Too much enthusiasm 

Cell phones and mobile computing are both big deals, and on a global scale. But Wall Street has a tendency to get too enamored of investment stories, and that's probably the reason for the particularly steep price decline at American Tower. An ill-timed expansion into data centers has hurt sentiment, as well. Adjusted funds from operations (FFO) were down 0.4% year over year in the first quarter. And the full-year target is for a roughly 1% drop, year over year, in 2023. But neither of those numbers seem to be enough to justify a 40% share-price decline. This looks more like a story stock in which investors have lost interest.

A person rejoicing as if having achieved a happy victory or having earned a big investing profit.

Image source: Getty Images.

That, however, could be an opportunity for investors who think in decades and not years. The big price decline has pushed the dividend yield up toward the highest levels in the REIT's history. While 3.4% may not seem that high, keep in mind that the dividend has grown at a compound annual rate of 20% over the past decade. While increases over shorter time periods are below that figure, they are still above 10%. The first-quarter dividend in 2023, for example, is roughly 11% higher than it was a year ago. 

The most recent dividend increase, by the way, was made at a point when management knew that 2023 would be a more difficult year on the adjusted FFO front. It seems it would be hard to complain about a 10%-plus increase in a tough year, but the long-term is really the story here.

Getting bigger

There's no reason to believe that mobile computing and cellphone usage will start to decline. In fact, the far more likely scenario is that demand for American Tower's properties will increase over time. Meanwhile, it has a global portfolio, giving it exposure to both developed markets that are upgrading to newer technology, such as the United States with 5G, and emerging economies where cellphone usage still has room to grow. Africa is an example.

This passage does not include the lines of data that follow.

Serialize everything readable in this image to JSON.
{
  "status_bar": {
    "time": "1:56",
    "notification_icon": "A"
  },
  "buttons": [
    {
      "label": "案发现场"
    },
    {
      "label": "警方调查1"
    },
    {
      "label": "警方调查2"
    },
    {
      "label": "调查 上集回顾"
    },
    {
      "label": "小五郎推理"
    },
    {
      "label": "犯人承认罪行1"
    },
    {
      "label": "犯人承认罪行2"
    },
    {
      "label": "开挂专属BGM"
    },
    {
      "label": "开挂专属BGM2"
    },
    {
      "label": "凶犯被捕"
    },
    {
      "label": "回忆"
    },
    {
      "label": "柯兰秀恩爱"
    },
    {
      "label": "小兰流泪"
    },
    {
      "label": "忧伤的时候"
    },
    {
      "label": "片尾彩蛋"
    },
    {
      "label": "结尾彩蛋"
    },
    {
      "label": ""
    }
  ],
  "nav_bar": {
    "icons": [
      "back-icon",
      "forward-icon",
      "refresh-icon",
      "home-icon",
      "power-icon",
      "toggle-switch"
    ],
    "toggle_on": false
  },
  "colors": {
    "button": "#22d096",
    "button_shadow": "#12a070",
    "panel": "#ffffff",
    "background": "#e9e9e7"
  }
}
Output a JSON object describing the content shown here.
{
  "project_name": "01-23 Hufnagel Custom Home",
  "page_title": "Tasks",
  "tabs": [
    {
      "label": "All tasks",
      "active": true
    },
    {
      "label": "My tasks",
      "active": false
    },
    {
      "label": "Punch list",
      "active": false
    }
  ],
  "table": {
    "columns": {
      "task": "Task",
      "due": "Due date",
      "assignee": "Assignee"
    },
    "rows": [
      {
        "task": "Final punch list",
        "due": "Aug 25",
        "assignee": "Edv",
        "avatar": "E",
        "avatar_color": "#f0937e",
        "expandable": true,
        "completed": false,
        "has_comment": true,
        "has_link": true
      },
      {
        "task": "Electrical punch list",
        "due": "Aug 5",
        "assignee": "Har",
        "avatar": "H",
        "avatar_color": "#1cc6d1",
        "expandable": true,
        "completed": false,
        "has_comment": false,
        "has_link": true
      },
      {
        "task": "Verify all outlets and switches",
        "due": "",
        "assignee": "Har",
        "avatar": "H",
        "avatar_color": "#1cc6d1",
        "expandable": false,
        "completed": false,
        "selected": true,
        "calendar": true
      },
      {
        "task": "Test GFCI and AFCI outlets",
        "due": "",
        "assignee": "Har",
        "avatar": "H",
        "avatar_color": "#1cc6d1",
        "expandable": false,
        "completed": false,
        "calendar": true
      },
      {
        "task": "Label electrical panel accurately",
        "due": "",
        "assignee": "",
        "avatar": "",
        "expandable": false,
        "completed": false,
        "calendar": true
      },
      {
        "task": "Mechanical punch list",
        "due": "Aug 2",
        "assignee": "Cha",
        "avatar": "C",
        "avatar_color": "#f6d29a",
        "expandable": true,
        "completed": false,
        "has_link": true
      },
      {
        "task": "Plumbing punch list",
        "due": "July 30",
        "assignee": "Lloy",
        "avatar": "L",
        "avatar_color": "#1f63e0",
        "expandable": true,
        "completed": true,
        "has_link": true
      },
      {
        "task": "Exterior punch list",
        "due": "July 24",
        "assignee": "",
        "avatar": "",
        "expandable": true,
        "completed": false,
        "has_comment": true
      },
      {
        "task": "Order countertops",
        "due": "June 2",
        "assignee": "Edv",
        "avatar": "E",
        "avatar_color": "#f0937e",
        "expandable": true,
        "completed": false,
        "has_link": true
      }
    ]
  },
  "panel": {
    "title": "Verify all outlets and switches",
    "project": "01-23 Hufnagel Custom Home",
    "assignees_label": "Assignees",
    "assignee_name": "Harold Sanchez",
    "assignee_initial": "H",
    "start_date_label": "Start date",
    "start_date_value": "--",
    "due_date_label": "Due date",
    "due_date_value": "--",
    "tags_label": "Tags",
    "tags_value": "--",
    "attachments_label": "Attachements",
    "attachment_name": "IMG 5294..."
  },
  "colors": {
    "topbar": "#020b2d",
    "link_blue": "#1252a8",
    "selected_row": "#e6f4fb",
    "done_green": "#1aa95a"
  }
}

Meanwhile, there is a huge amount of leverage built into the REIT's business model. Basically, it costs about as much to build and maintain a cell tower for one customer as it does for three. However, as you add tenants, the profitability of a tower increases dramatically. A tower with a single tenant will have around a 40% gross margin while one with three tenants will have a gross margin of more than 80%. The return on the investment in a tower goes from 3% with one tenant to 24% with three. 

There are two growth drivers, however, even in mature markets like the United States. First off, Internet-of-Things connections are expected to expand 16% annually over the next five years even as regular cell demand is going to muddle along growing at 2% a year. However, data demand from regular cellphone users is expected to increase 17% a year, so it isn't exactly a moribund business. For reference, the same figure for Internet-of-Things devices is 22%, but that's off a notably smaller base.

More traffic should, over time, result in more need for capacity. That means more equipment installed at cell towers will be required to provide the additional capacity. In all, there's still a good back story here for investors who want to own a REIT with a rapidly growing dividend.

Reading the tea leaves

Mr. Market can be a very fickle fellow, and it's hard to tell which way his mood swings will run on any given day, week, month, or year. However, the long-term trends backing American Tower's business seem likely to remain positive for years to come. And given that, maybe the dramatic way this stock fell out of favor on Wall Street was a bit overdone. If you can stomach being a bit of a contrarian in your search for dividend growth stocks, this is one stock that you'll want to dig into more deeply.